To correct this error:

  1. Follow the instructions on the Extra Packages for Enterprise Linux repository wiki page to install the epel-release rpm for your version of your enterprise Linux.

  2. After the package is installed, type this command to install munin-node and all of its dependencies:

    sudo yum install munin-node
    
  3. After the munin-node is installed, check to see if the munin-node service is running. If it is not, type these commands to start the munin-node service.

    service munin-node status
    service munin-node start
    

Non-localhost IP Addresses are Blocked

By default, munin blocks incoming connections from non-localhost IP addresses. The /var/log/munin/munin-node.log file will display a “Denying connection” error for your non-localhost IP address.
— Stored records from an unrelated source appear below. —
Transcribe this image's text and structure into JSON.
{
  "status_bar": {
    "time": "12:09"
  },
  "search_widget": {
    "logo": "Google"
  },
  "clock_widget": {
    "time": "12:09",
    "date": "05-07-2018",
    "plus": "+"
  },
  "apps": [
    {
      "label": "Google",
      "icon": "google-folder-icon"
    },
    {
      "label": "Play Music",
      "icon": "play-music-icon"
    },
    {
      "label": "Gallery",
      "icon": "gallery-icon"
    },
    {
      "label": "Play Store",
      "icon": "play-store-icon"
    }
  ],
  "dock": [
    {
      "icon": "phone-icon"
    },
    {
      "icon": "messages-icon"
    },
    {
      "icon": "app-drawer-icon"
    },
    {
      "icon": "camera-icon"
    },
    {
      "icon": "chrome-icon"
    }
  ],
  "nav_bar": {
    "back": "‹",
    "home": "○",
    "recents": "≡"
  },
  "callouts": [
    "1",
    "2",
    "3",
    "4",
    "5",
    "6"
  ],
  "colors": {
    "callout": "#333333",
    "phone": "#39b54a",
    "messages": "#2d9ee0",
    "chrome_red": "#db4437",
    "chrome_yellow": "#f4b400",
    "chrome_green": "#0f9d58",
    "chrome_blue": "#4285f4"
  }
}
To fix this error, open the munin-node.conf configuration file and comment out these two lines:

allow ^127\.0\.0\.1$
allow ^::1$

Then add this line to the munin-node.conf configuration file with a pattern that matches your subnet:

cidr_allow 0.0.0.0/0

Restart munin-node after editing the configuration file for changes to take effect.

“# Unknown service” Error Returned

Verifying iostat and other plugins/services can return this error.

The first step is to confirm there is a problem. Open a telnet session and connect to iostat, iostat_ios, and cpu:

telnet HOSTNAME 4949 <default/required munin port>
fetch iostat
fetch iostat_ios
fetch cpu

The iostat_ios plugin creates the iotime chart. The cpu plugin creates the cputime chart.

If any of these telnet fetch commands returns an # Unknown Service error, create a link to the plugin or service in /etc/munin/plugins/ by typing these commands:

cd /etc/munin/plugins/
sudo ln -s /usr/share/munin/plugins/<service> <service>

Replace <service> with the name of the service that generates the error.

Disk names are not listed by Munin

In some cases, Munin will omit disk names with a dash between the name and a numerical prefix like dm-0 or dm-1. There is a documented fix for Munin’s iostat plugin.